Although all volcanoes are differen —some are driven by gas while others are driven by rising magma or interactions with water—Suckale says figuring out Stromboli would be “an important step forward for volcanology” because scientists don’t really know the details of how most volcanoes function.
Rethinking how Stromboli works could also shed light on the processes of volcanoes that appear to be driven by similar mechanisms as Stromboli, such as Mount Erebus in Antarctica, which has been continuously active since the 1970s.
Despite having a wealth of data about Stromboli, volcanologists have really only applied one model to explain Stromboli’s continuous eruptions, Suckale says. According to the so-called “big bubble paradigm,” as magma rises to Stromboli’s surface, pressure drops, and this creates gas bubbles that merge together and can become several meters wide. Eventually, these bubbles explode at the top of the conduit.
But the problem with this theory is it conflicts with the basic principles of fluid dynamics. Specifically, magma doesn’t have enough surface tension (created when two fluids meet) or viscosity (a measure of a fluid’s resistance) to maintain bubbles larger than a few dozen centimeters. Suckale thinks many researchers have assumed that bubbles inside Stromboli behave similarly to bubbles in a tank of water.
“People take lab models as an analog for the volcano, but the scale is so different, and fluid dynamics is so dependent on scale,” she explains.
To test the theory, Suckale and three EAPS professors developed a computer model of the inner volcano’s mixture of gas and magma and the bubbles that can rupture or merge.

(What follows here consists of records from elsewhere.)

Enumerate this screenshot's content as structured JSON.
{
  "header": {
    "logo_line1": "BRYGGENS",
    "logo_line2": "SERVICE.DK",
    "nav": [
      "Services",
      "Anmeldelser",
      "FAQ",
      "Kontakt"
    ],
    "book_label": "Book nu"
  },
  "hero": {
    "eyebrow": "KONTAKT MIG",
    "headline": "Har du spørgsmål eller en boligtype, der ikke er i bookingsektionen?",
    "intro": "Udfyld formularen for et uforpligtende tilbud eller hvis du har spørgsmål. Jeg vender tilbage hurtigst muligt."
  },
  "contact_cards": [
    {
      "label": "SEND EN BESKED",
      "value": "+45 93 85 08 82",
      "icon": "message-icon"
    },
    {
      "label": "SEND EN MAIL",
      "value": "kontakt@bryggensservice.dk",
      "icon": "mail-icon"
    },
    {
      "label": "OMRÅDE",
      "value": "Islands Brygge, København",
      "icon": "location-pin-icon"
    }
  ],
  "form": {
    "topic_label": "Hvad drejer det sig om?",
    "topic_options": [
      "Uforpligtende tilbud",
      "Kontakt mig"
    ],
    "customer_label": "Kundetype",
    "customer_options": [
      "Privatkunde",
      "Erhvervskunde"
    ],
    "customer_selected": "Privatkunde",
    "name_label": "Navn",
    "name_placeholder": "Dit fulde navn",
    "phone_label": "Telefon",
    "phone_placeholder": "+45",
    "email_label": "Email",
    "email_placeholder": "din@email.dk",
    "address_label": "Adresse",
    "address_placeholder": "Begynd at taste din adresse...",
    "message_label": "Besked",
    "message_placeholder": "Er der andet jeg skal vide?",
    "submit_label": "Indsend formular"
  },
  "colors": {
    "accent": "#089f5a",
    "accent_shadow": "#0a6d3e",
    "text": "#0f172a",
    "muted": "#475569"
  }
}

By changing certain parameters, such as scale, she discovered that it would be physically impossible for massive gas bubbles in Stromboli to survive for longer than a second because of the lack of stabilizing forces, such as surface tension and viscosity.
Suckale still believes there are gas bubbles inside Stromboli that are created by some unknown source located underneath the volcano. But she thinks these bubbles are significantly smaller—perhaps only several centimeters thick—and accumulate beneath a porous plug that covers part of the volcano.
As the bubbles exert greater pressure on the plug, it eventually fractures, causing gas, rocks and liquid to scatter into the sky. This could explain why samples of Stromboli rock contain many tiny crystals—because the top of Stromboli is a spongelike plug of crystals and gas bubbles that releases a lot of gas every few minutes.
Kathy Cashman, a geologist at the Univ. of Oregon, says Suckale’s modeling work “greatly advances” volcanologists’ understanding of the bubbles inside Stromboli and may also shed light on noneruptive processes in volcanoes that could also be transferring gas to the atmosphere.
“[Suckale’s] work sits at the boundary of these two types of gas transfer, and her modeling may help to address very fundamental issues related to volatile budgets of both the magma and the atmosphere,” Cashman says. But she cautions that Suckale’s work represents a “first step” toward modeling a very complex system, and that future modeling efforts should address the effect that crystals may have on bubble behavior.
Suckale agrees, but for now, she is working to develop a new model to explain how she thinks the theorized Stromboli plug works, why it could cause such constant eruptions and what this might say about other volcanoes that erupt frequently.